Alexander Chancellor

Long life | 25 October 2012

issue 27 October 2012

One of the ways by which I pay for the maintenance of my two Inigo Jones pavilions at Stoke Park in Northamptonshire is to let one of them out for wedding receptions. These buildings, originally a chapel and a library,  were once attached by colonnades to a large country house; but this burnt down in the 1880s, leaving only the pavilions and the colonnades still standing. They had fallen into an advanced state of dilapidation when my late uncle Robin bought and restored them in the 1950s.

I suppose that, if I didn’t need the money, I wouldn’t hold these events here, for they always involve dancing to loud pop music that reaches a deafening climax just before closing time at midnight. But money is not the only compensation; for the wedding guests are usually very happy, and the newly-weds often express their appreciation in euphoric terms. This is not only thanks to the brilliant management of Sarah, my wonderful and charming events organiser, but also to the romance of the buildings themselves and the landscape that surrounds them. They command a fine view over parkland where Henry VIII once hunted deer with Anne Boleyn.

But that said, this place is not to everyone’s taste.

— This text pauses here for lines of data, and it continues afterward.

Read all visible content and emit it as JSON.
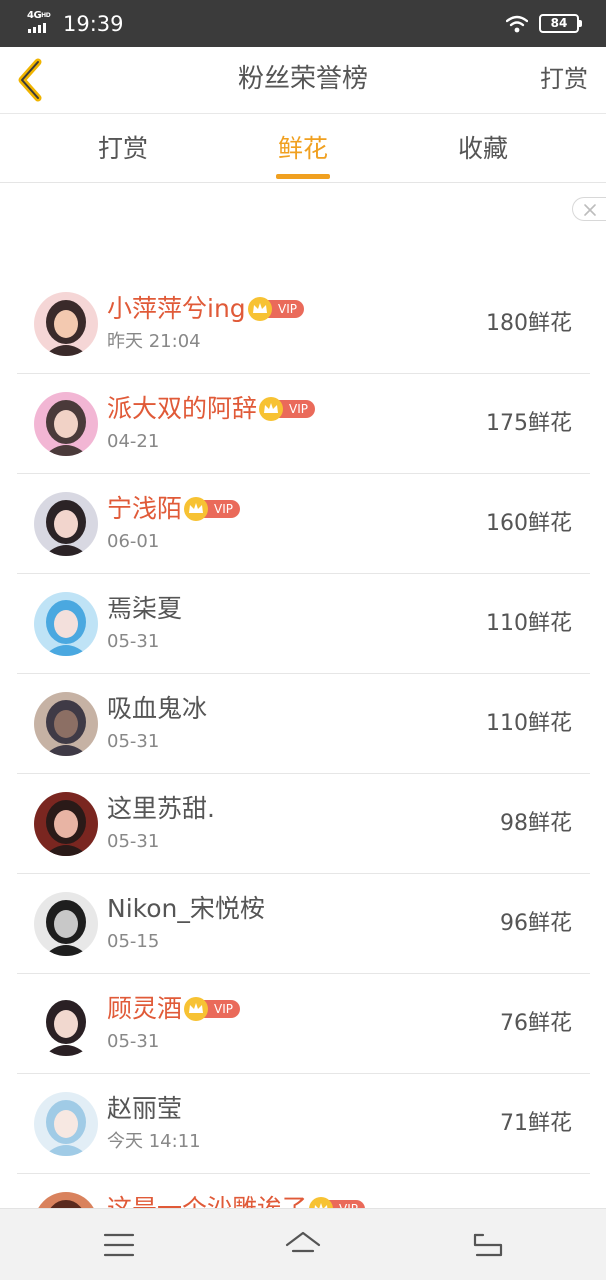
{
  "status_bar": {
    "network": "4G",
    "hd": "HD",
    "time": "19:39",
    "battery": "84",
    "icons": [
      "signal-icon",
      "wifi-icon",
      "battery-icon"
    ]
  },
  "header": {
    "back_icon": "chevron-left-icon",
    "title": "粉丝荣誉榜",
    "action_label": "打赏"
  },
  "tabs": [
    {
      "label": "打赏",
      "active": false
    },
    {
      "label": "鲜花",
      "active": true
    },
    {
      "label": "收藏",
      "active": false
    }
  ],
  "ad": {
    "close_icon": "close-icon"
  },
  "colors": {
    "accent": "#f0a020",
    "vip_name": "#e05a38",
    "vip_tag": "#ea6a5a",
    "crown": "#f7c233",
    "status_bar": "#3b3b3b"
  },
  "vip_label": "VIP",
  "fans": [
    {
      "name": "小萍萍兮ing",
      "vip": true,
      "time": "昨天 21:04",
      "count": "180鲜花"
    },
    {
      "name": "派大双的阿辞",
      "vip": true,
      "time": "04-21",
      "count": "175鲜花"
    },
    {
      "name": "宁浅陌",
      "vip": true,
      "time": "06-01",
      "count": "160鲜花"
    },
    {
      "name": "焉柒夏",
      "vip": false,
      "time": "05-31",
      "count": "110鲜花"
    },
    {
      "name": "吸血鬼冰",
      "vip": false,
      "time": "05-31",
      "count": "110鲜花"
    },
    {
      "name": "这里苏甜.",
      "vip": false,
      "time": "05-31",
      "count": "98鲜花"
    },
    {
      "name": "Nikon_宋悦桉",
      "vip": false,
      "time": "05-15",
      "count": "96鲜花"
    },
    {
      "name": "顾灵酒",
      "vip": true,
      "time": "05-31",
      "count": "76鲜花"
    },
    {
      "name": "赵丽莹",
      "vip": false,
      "time": "今天 14:11",
      "count": "71鲜花"
    },
    {
      "name": "这是一个沙雕诶了",
      "vip": true,
      "time": "",
      "count": ""
    }
  ],
  "nav_bar": {
    "icons": [
      "menu-icon",
      "home-icon",
      "back-icon"
    ]
  }
}
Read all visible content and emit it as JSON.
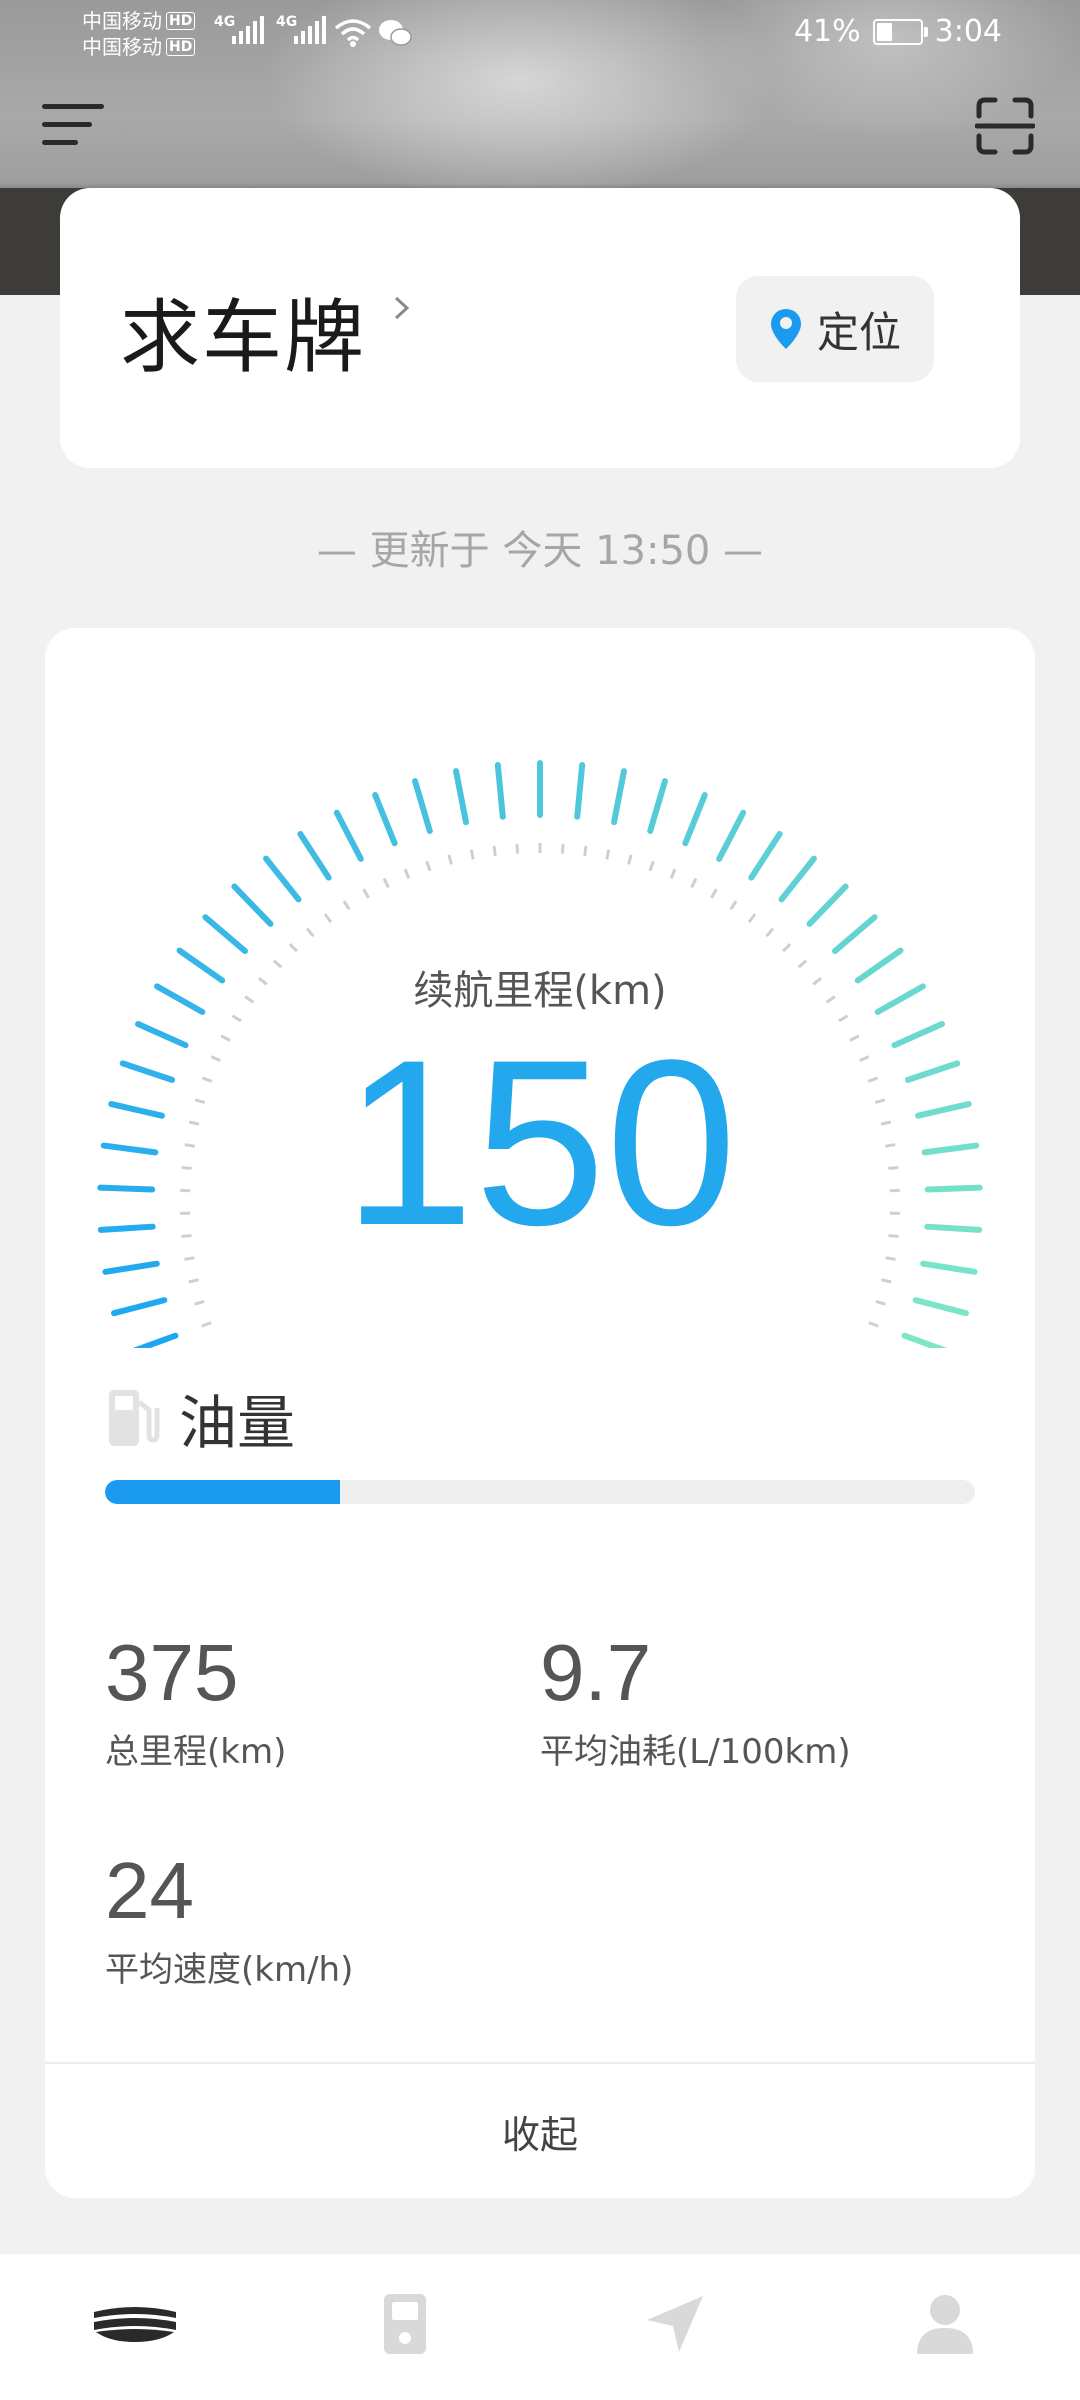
{
  "status_bar": {
    "carrier1": "中国移动",
    "carrier2": "中国移动",
    "hd": "HD",
    "network1": "4G",
    "network2": "4G",
    "battery_percent": "41%",
    "battery_level": 0.41,
    "time": "3:04"
  },
  "header": {
    "menu_icon": "menu-icon",
    "scan_icon": "scan-icon"
  },
  "vehicle": {
    "plate_placeholder": "求车牌",
    "locate_label": "定位"
  },
  "update": {
    "text": "— 更新于 今天 13:50 —"
  },
  "gauge": {
    "label": "续航里程(km)",
    "value": "150",
    "level": 1.0,
    "colors": {
      "start": "#1ea6f2",
      "end": "#7ee6c6"
    }
  },
  "fuel": {
    "label": "油量",
    "level": 0.27,
    "color": "#1a9bf0"
  },
  "stats": [
    {
      "value": "375",
      "label": "总里程(km)"
    },
    {
      "value": "9.7",
      "label": "平均油耗(L/100km)"
    },
    {
      "value": "24",
      "label": "平均速度(km/h)"
    }
  ],
  "collapse_label": "收起",
  "bottom_nav": [
    {
      "name": "vehicle-tab",
      "icon": "car-logo-icon",
      "active": true
    },
    {
      "name": "fuel-tab",
      "icon": "fuel-pump-icon",
      "active": false
    },
    {
      "name": "navigation-tab",
      "icon": "navigation-arrow-icon",
      "active": false
    },
    {
      "name": "profile-tab",
      "icon": "person-icon",
      "active": false
    }
  ]
}
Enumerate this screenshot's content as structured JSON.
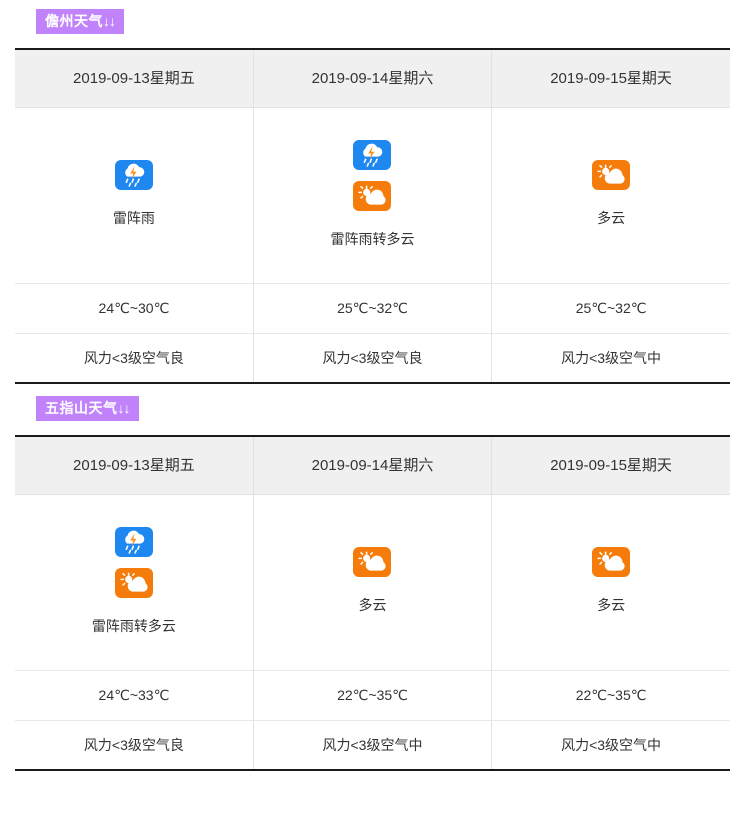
{
  "sections": [
    {
      "badge_label": "儋州天气",
      "badge_arrows": "↓↓",
      "badge_color": "#c183fc",
      "columns": [
        {
          "header": "2019-09-13星期五",
          "icons": [
            "thunderstorm-icon"
          ],
          "condition": "雷阵雨",
          "temperature": "24℃~30℃",
          "wind_air": "风力<3级空气良"
        },
        {
          "header": "2019-09-14星期六",
          "icons": [
            "thunderstorm-icon",
            "partly-cloudy-icon"
          ],
          "condition": "雷阵雨转多云",
          "temperature": "25℃~32℃",
          "wind_air": "风力<3级空气良"
        },
        {
          "header": "2019-09-15星期天",
          "icons": [
            "partly-cloudy-icon"
          ],
          "condition": "多云",
          "temperature": "25℃~32℃",
          "wind_air": "风力<3级空气中"
        }
      ]
    },
    {
      "badge_label": "五指山天气",
      "badge_arrows": "↓↓",
      "badge_color": "#c183fc",
      "columns": [
        {
          "header": "2019-09-13星期五",
          "icons": [
            "thunderstorm-icon",
            "partly-cloudy-icon"
          ],
          "condition": "雷阵雨转多云",
          "temperature": "24℃~33℃",
          "wind_air": "风力<3级空气良"
        },
        {
          "header": "2019-09-14星期六",
          "icons": [
            "partly-cloudy-icon"
          ],
          "condition": "多云",
          "temperature": "22℃~35℃",
          "wind_air": "风力<3级空气中"
        },
        {
          "header": "2019-09-15星期天",
          "icons": [
            "partly-cloudy-icon"
          ],
          "condition": "多云",
          "temperature": "22℃~35℃",
          "wind_air": "风力<3级空气中"
        }
      ]
    }
  ],
  "icon_colors": {
    "thunderstorm_bg": "#1e88f0",
    "partly_cloudy_bg": "#f57c0a",
    "cloud_white": "#ffffff",
    "bolt_orange": "#f7941e"
  }
}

A slight air of neglect hangs over it. The garden is unkempt, and until recently the large ornamental pond below the pavilions was choked with weeds. Chickens and ducks wander around among the wedding guests. It is not for show-offs or fusspots. It is not for Elizabeth Hurley or Victoria Beckham.

And it has to be said that business lately has not been as good as it used to be. This is partly because people are poorer, but also, according to Sarah, because competition is becoming ever more intense. The hard-pressed owners of country houses and other potential locations for such events are increasingly seeking salvation in the marriage market. Now I read that the Church of England is gearing up to fight for its share.

Stoke Park doesn’t yet have a licence to conduct weddings on the spot, but lots of other places do, including now the old Royal and Derngate theatre in Northampton, where some ostentatious couples choose to get married on stage. And the Church of England is in a flap because fewer than one in four weddings now take place in Anglican churches. Its response has been to offer control of the marriage service to the couples themselves, whether or not they have any religious beliefs.

A four-year review has resulted in a book, The Church Weddings Handbook, recommending that vicars should accept more or less whatever arrangements couples request. If they want to be married on golden thrones, surrounded by popping flashbulbs, like Mr and Mrs Beckham, that should be fine, as it should be for the bride to ride into church on a horse, or for the wedding rings to be delivered up the aisle to the best man by a flying owl.

Let the bride and groom leave church to the theme tune of Test Match Special instead of Mendelssohn’s wedding march if they want to; let them marry underwater in frogmen’s outfits. It should all be welcomed by the vicar, who is asked to acquire a store of wedding jokes to recite in his sermons. The vicar, says the book, should regard himself in marketing terms as the Church’s ‘unique selling point’ and, while always wearing a dog collar, should be friendly, funny and reassuring with the often nervous couple. (In other words, he should learn the tricks of the salesman.) One thing he mustn’t do, however, is insist on a course of marriage preparation lessons, since couples are often living together already and sometimes even have children.

One justification for this secularisation of the marriage service is that it would make couples feel warmer towards their local churches and therefore make them want to visit them more often in future. Since it is not suggested that they should also adhere to the Christian faith, what purpose can there be in this other than more bums on pews and more money in the collection box? Another justification is that God would approve. If a couple wants to emulate Posh and Becks, writes Mark Bryant, the Bishop of Jarrow, ‘I think God can cope with that. And if God can cope with that, it’s probably up to me to try to cope with it as well.’

‘God does not only listen to Radio Three,’ says the handbook in defence of pop music in church. But how do they know what God thinks, or what radio programmes He listens to? They don’t, of course. It’s all rubbish. And this ‘modernisation’ threatens merely to undermine the only reason that people get married in church, which is to endow their union with some sense of the sacred.